Cameron had already signalled his intention to introduce an Enterprise Bill to reduce the regulatory burden on small businesses and create jobs, an Immigration Bill including provision for a new criminal offence of illegal working and bills to reform strike laws, pave the way for a referendum on Britain’s EU membership and devolve further powers to Scotland. However, as anticipated in light of recent press reports, the Queen’s Speech did stop short of committing to a new British Bill of Rights which will replace our existing Human Rights Act 1998. Instead the Government will bring forward “proposals” in this respect, expected to be by way of a consultation later this year.
Key points for employers are:
- A new Immigration Bill will create a new offence of illegal working to catch those workers who have entered the UK illegally or overstayed their leave and fall outside the current provisions. Employers will be informed when a worker’s visa has ended. There will also be a ban on employment agencies recruiting solely from overseas and a consultation on funding apprenticeship schemes by implementing a new visa levy on businesses that use foreign labour. A new enforcement office will be created. See here.
- The personal allowance will be increased to £12,500 “to ensure people working 30 hours a week on the national minimum wage do not pay income tax”. This will be permanent with an on-going commitment to increase the income tax personal allowance to reflect further changes in the national minimum wage.
- The Government is pushing ahead with its Childcare Bill with proposals for 30 hours free child care for three and four year olds. This is to support “eligible working parents” (in contrast to the existing 15 hours free child care which is available to all). This free child care is in addition to the existing childcare voucher scheme and new tax free child care scheme due to be introduced this Autumn.
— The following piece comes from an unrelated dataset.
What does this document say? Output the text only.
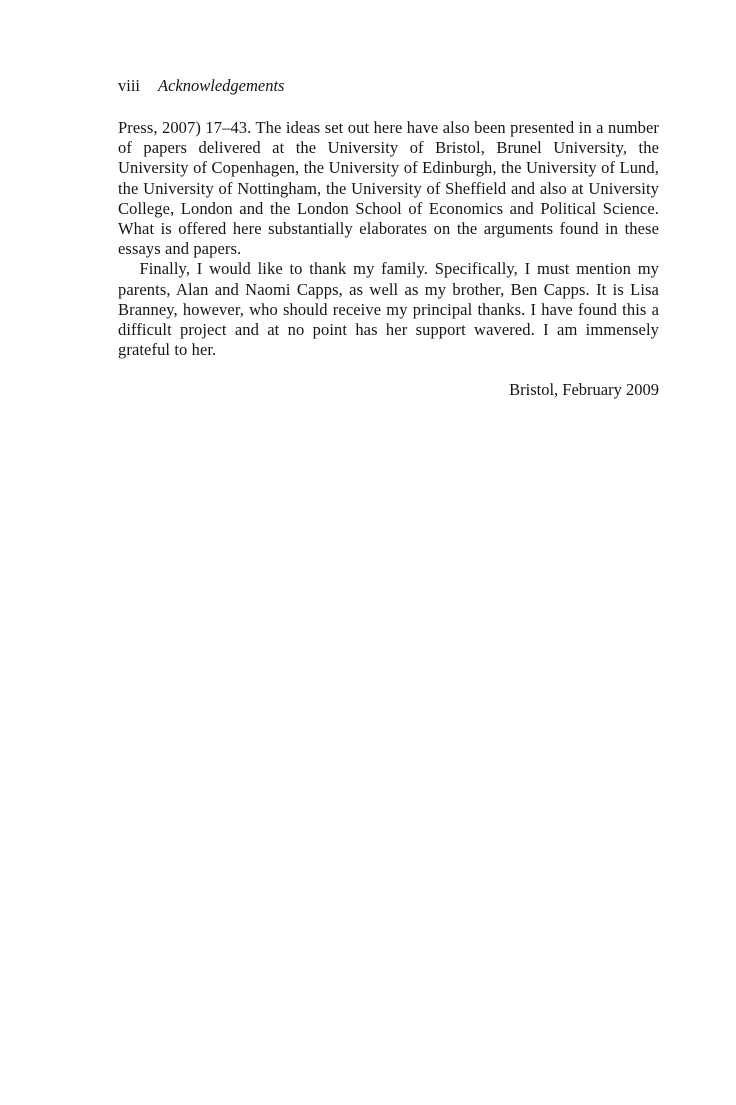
viii Acknowledgements

Press, 2007) 17–43. The ideas set out here have also been presented in a number of papers delivered at the University of Bristol, Brunel University, the University of Copenhagen, the University of Edinburgh, the University of Lund, the University of Nottingham, the University of Sheffield and also at University College, London and the London School of Economics and Political Science. What is offered here substantially elaborates on the arguments found in these essays and papers.

Finally, I would like to thank my family. Specifically, I must mention my parents, Alan and Naomi Capps, as well as my brother, Ben Capps. It is Lisa Branney, however, who should receive my principal thanks. I have found this a difficult project and at no point has her support wavered. I am immensely grateful to her.

Bristol, February 2009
- In its Trade Unions Bill, the Government will introduce a 50% voting threshold for union ballots turnouts (but retain the requirement for there to be a simple majority of votes in favour). To protect the essential public services (health, education and transport) against strikes, there will be a new threshold that 40 per cent of those entitled to vote must support the industrial action for a strike to be valid, as well as winning a simple majority. See here.
- The Enterprise Bill will aim to cut red tape for businesses by at least £10 billion over the next five years and measures will be introduced to support entrepreneurs and job creation. What these measures will be remains to be seen, although the Government has indicated that we shall not see a return to the controversial Beecroft proposals for no fault dismissals. See here and here. It will however include a cap on redundancy pay-outs in the public sector. The cap will be below a six figure sum – but what that figure will be and who it will apply to will be subject to consultation. See here.
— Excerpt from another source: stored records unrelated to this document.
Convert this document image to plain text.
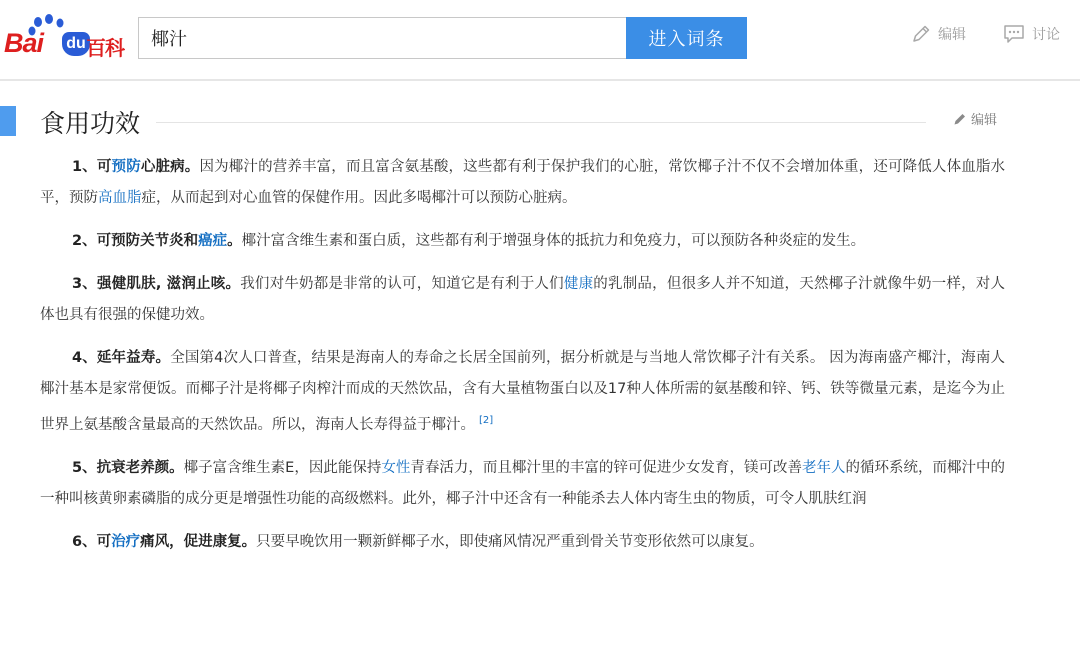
Bai du 百科
椰汁	进入词条	编辑	讨论
食用功效	编辑

1、可预防心脏病。因为椰汁的营养丰富，而且富含氨基酸，这些都有利于保护我们的心脏，常饮椰子汁不仅不会增加体重，还可降低人体血脂水平，预防高血脂症，从而起到对心血管的保健作用。因此多喝椰汁可以预防心脏病。

2、可预防关节炎和癌症。椰汁富含维生素和蛋白质，这些都有利于增强身体的抵抗力和免疫力，可以预防各种炎症的发生。

3、强健肌肤, 滋润止咳。我们对牛奶都是非常的认可，知道它是有利于人们健康的乳制品，但很多人并不知道，天然椰子汁就像牛奶一样，对人体也具有很强的保健功效。

4、延年益寿。全国第4次人口普查，结果是海南人的寿命之长居全国前列，据分析就是与当地人常饮椰子汁有关系。 因为海南盛产椰汁，海南人椰汁基本是家常便饭。而椰子汁是将椰子肉榨汁而成的天然饮品，含有大量植物蛋白以及17种人体所需的氨基酸和锌、钙、铁等微量元素，是迄今为止世界上氨基酸含量最高的天然饮品。所以，海南人长寿得益于椰汁。 [2]

5、抗衰老养颜。椰子富含维生素E，因此能保持女性青春活力，而且椰汁里的丰富的锌可促进少女发育，镁可改善老年人的循环系统，而椰汁中的一种叫核黄卵素磷脂的成分更是增强性功能的高级燃料。此外，椰子汁中还含有一种能杀去人体内寄生虫的物质，可令人肌肤红润

6、可治疗痛风，促进康复。只要早晚饮用一颗新鲜椰子水，即使痛风情况严重到骨关节变形依然可以康复。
- The EU Referendum Bill will set in law an in out vote as to whether the UK should remain in the EU before the end of 2017. David Cameron has indicated that he is not necessarily looking for a EU exit – but continued EU membership is dependent on the UK negotiating more acceptable terms including reforms to support business growth and job creation and prevent EU migrants coming to the UK as welfare tourists. The report “Cut EU Red Tape” sets out the findings of a taskforce of British business leaders which David Cameron set up in 2013 and which is being used to help drive forward progress. See here.
- There is also a new Extremism Bill which will contain a new set of employment checks enabling employers to “check whether an individual is an extremist and bar them from working with children”.